Impact of ion irradiation damage on SiC and ZrN mechanical properties

2019-06-12T16:20:19Z (GMT) by Stuart Robertson
Key to the safe operation of nuclear reactors is the understanding of materials degradation due to neutron damage. Ion implantation is often used as a surrogate for nutron damage when screening nuclear candidate materials. Ion implantation results in a thin damage layer, the mechanical properties of which are often difficult to determine. In this study a micromechanical test regime is developed in a model material, 6H single crystal silicon carbide (SiC). This test technique is then applied to gold ion irradiated zirconium nitride (ZrN).

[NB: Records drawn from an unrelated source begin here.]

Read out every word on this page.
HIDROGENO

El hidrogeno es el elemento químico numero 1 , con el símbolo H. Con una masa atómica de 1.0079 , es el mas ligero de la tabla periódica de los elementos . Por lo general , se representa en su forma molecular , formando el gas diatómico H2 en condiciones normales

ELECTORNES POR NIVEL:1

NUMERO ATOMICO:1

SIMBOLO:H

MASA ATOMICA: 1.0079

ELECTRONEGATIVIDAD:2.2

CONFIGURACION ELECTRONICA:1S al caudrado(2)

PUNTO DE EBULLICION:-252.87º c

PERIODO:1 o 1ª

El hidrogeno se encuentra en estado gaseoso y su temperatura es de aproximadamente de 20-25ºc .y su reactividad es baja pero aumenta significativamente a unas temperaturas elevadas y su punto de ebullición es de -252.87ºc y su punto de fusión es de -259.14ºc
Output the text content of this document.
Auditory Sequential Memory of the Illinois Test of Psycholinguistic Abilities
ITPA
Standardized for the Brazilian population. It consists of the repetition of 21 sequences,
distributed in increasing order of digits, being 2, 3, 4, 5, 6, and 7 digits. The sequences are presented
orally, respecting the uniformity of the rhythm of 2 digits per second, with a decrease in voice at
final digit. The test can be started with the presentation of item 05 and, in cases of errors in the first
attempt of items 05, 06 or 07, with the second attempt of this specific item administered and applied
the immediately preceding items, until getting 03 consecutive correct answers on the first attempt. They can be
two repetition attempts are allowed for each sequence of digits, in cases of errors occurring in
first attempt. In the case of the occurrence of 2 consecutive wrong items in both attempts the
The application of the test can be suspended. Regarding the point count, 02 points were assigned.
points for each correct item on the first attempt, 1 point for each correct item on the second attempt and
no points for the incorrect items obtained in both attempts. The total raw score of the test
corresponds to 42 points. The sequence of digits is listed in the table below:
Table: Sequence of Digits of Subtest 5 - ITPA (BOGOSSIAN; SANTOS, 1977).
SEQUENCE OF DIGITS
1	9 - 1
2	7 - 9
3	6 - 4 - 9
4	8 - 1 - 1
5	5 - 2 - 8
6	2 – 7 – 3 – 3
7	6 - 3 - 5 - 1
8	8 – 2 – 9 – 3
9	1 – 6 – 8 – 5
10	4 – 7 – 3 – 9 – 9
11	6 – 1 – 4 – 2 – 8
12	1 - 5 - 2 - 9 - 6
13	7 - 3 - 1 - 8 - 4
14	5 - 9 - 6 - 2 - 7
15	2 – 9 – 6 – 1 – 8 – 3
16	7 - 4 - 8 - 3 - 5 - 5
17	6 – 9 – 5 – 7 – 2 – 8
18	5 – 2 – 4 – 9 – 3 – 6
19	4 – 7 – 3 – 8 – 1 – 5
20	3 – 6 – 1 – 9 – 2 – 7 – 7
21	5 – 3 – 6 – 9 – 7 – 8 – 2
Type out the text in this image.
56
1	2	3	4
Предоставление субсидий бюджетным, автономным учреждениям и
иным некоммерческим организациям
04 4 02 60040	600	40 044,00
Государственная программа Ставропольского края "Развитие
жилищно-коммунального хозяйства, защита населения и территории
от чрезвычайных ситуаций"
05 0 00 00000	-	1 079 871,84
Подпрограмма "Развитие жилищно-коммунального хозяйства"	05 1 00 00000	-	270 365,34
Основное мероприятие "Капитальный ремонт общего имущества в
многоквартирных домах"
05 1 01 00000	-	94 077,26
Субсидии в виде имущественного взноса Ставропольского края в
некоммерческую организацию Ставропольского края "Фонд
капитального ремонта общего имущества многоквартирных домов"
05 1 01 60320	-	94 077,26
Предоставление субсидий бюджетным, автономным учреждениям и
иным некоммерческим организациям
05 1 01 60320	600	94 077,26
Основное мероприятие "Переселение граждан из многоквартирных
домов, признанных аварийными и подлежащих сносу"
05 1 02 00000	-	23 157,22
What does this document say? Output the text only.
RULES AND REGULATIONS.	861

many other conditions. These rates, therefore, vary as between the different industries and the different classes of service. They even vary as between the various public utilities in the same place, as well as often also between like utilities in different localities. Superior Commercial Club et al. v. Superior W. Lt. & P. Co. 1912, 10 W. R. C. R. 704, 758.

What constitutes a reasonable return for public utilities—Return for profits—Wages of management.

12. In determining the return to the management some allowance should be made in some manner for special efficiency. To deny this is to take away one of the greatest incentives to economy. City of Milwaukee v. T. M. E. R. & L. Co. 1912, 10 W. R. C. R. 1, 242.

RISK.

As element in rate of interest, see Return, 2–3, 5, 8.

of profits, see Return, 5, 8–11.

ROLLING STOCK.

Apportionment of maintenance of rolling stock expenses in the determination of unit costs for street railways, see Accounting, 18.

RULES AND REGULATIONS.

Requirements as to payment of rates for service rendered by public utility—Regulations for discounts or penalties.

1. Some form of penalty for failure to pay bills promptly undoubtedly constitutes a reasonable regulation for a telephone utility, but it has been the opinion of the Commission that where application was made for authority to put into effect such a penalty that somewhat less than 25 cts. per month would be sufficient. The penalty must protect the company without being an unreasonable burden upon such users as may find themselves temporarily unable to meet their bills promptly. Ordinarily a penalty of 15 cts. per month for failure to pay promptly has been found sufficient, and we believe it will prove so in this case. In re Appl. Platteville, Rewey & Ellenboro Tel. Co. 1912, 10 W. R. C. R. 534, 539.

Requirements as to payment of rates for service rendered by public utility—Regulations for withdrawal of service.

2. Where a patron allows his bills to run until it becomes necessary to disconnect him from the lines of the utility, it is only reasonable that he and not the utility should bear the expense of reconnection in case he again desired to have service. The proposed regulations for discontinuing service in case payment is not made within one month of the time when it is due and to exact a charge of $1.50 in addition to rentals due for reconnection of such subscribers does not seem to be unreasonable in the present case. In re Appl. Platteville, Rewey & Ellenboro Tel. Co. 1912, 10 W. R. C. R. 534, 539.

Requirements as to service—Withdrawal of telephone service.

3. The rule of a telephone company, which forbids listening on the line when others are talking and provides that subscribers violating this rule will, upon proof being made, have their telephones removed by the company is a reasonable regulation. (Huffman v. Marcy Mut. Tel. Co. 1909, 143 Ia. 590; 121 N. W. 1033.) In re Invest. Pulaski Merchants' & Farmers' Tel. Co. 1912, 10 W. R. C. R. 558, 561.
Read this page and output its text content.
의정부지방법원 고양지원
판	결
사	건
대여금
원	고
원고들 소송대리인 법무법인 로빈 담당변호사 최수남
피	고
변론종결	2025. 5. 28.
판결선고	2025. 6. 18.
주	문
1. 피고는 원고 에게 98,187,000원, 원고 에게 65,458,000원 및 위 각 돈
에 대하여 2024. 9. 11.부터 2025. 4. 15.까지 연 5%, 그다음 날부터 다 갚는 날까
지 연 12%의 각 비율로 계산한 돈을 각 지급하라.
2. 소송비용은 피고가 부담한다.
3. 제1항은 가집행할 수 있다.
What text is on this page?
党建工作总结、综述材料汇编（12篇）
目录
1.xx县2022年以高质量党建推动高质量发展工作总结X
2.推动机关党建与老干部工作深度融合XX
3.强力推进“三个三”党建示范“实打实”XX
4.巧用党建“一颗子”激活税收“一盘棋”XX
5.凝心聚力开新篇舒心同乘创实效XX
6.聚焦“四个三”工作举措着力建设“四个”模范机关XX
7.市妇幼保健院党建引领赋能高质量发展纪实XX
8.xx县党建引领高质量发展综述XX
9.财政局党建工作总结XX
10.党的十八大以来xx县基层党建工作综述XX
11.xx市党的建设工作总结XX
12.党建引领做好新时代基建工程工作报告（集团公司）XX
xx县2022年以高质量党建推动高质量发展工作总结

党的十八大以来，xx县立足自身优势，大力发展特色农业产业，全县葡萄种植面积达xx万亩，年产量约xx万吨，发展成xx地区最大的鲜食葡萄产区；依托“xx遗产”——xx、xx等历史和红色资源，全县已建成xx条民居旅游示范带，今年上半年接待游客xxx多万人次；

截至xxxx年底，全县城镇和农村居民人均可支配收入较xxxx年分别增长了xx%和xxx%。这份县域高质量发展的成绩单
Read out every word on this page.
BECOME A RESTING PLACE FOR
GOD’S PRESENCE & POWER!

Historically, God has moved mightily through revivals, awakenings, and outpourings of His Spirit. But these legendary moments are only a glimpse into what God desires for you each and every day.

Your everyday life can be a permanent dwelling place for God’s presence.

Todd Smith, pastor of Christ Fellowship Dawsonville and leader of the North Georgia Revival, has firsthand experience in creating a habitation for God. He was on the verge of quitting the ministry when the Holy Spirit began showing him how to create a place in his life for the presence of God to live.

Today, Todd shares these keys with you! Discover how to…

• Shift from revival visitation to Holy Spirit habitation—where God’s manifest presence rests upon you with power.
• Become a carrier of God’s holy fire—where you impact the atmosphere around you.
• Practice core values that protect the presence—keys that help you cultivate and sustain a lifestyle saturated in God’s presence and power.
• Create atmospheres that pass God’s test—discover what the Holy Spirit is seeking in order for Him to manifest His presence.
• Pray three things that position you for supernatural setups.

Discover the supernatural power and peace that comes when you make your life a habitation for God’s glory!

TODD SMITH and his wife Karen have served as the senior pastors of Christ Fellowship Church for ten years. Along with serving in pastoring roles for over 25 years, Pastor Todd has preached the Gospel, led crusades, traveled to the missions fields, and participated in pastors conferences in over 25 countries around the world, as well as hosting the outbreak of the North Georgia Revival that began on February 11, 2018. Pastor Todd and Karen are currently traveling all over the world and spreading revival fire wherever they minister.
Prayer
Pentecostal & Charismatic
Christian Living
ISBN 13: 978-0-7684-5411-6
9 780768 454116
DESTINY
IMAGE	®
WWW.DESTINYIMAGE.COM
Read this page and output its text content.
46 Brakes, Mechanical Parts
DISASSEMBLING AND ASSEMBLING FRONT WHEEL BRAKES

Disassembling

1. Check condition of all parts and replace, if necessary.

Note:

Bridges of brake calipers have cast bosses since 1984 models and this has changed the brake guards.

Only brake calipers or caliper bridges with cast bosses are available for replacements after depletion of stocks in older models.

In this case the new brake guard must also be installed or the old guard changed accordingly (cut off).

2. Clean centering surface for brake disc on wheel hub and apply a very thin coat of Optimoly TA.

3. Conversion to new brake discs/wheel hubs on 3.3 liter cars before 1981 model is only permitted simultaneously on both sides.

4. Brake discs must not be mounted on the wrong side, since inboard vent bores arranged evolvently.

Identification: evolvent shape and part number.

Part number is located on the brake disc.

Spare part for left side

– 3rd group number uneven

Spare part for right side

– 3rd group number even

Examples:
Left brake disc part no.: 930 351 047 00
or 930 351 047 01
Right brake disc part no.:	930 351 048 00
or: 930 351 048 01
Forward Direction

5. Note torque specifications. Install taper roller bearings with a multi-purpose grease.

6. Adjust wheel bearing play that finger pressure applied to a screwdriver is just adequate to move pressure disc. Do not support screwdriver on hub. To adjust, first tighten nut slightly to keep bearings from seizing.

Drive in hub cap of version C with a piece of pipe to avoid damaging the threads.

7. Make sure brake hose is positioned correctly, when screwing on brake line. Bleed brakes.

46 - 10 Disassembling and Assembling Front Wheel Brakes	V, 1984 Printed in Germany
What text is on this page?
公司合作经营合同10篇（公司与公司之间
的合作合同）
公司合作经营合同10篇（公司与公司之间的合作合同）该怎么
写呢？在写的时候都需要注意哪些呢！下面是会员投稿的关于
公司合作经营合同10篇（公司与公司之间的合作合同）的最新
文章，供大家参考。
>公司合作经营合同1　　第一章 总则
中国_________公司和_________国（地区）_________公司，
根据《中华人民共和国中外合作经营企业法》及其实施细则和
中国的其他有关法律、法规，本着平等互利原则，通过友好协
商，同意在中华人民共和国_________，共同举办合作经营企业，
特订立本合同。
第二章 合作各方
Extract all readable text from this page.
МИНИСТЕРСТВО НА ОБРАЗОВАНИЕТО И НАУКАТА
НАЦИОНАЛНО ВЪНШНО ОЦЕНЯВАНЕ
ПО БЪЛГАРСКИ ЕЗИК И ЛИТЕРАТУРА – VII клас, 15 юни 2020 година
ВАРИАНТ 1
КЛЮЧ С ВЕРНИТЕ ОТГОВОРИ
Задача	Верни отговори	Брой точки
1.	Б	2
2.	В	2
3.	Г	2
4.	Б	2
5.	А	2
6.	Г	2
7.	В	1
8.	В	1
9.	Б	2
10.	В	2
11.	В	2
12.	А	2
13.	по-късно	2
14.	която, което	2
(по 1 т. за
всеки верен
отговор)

Micromechanical test samples are often prepared using a focused ion beam. However, ion beam milling has the potential to damage the crystal structure of a material and introduce residual stress. Therefore, a range of cutting strategies were used to assess the effects of focused ion beam cutting on the modulus and strength of SiC cantilevers. The effects of sample size were also explored. Gallium ion milling resulted in amorphisation of the surface of the SiC crystal micro cantilevers. The thickness of the amorphous zone was then reduced using low voltage cleaning. Low voltage cleaning did not, however, result in increased mechanical performance as other unintended consequences such as cantilever edge rounding occurred. SiC exhibited a plastic deformation threshold of around 0.3 × 0.3 µm but did not exhibit a significant size effect. Nanoindentation was used as a benchmark test to compare to the mechanical properties gathered during micro bend testing. Under indentation conditions, a size effect was identified in hardness and modulus but not in fracture toughness. Modulus results from indentation, and micro bend testing was comparable when ion damage was accounted for.
Hot pressed ZrN samples were ion implanted with gold ions. Microstructural characterisation, nanoindentation and micromechanical tests were performed in the ion implanted zone. Microstructural characterisation identified a dual phase microstructure consisting of ZrN and Zr2ON2. The implanted layer consisted of implanted gold ions followed by a network of dislocations centred around a depth of 1.20 µm. High-resolution electron backscatter diffraction (HR-EBSD) identified that tensile surface stresses and compressive subsurface stress had been introduced. Nanoindentation linked ion implantation to increased hardness and no modification in modulus. Micromechanical testing indicated a reduction in modulus and strength.
This work highlighted the need to understand sample size effect and ion damage on micro mechanical tests if they are to be used for screening nuclear materials.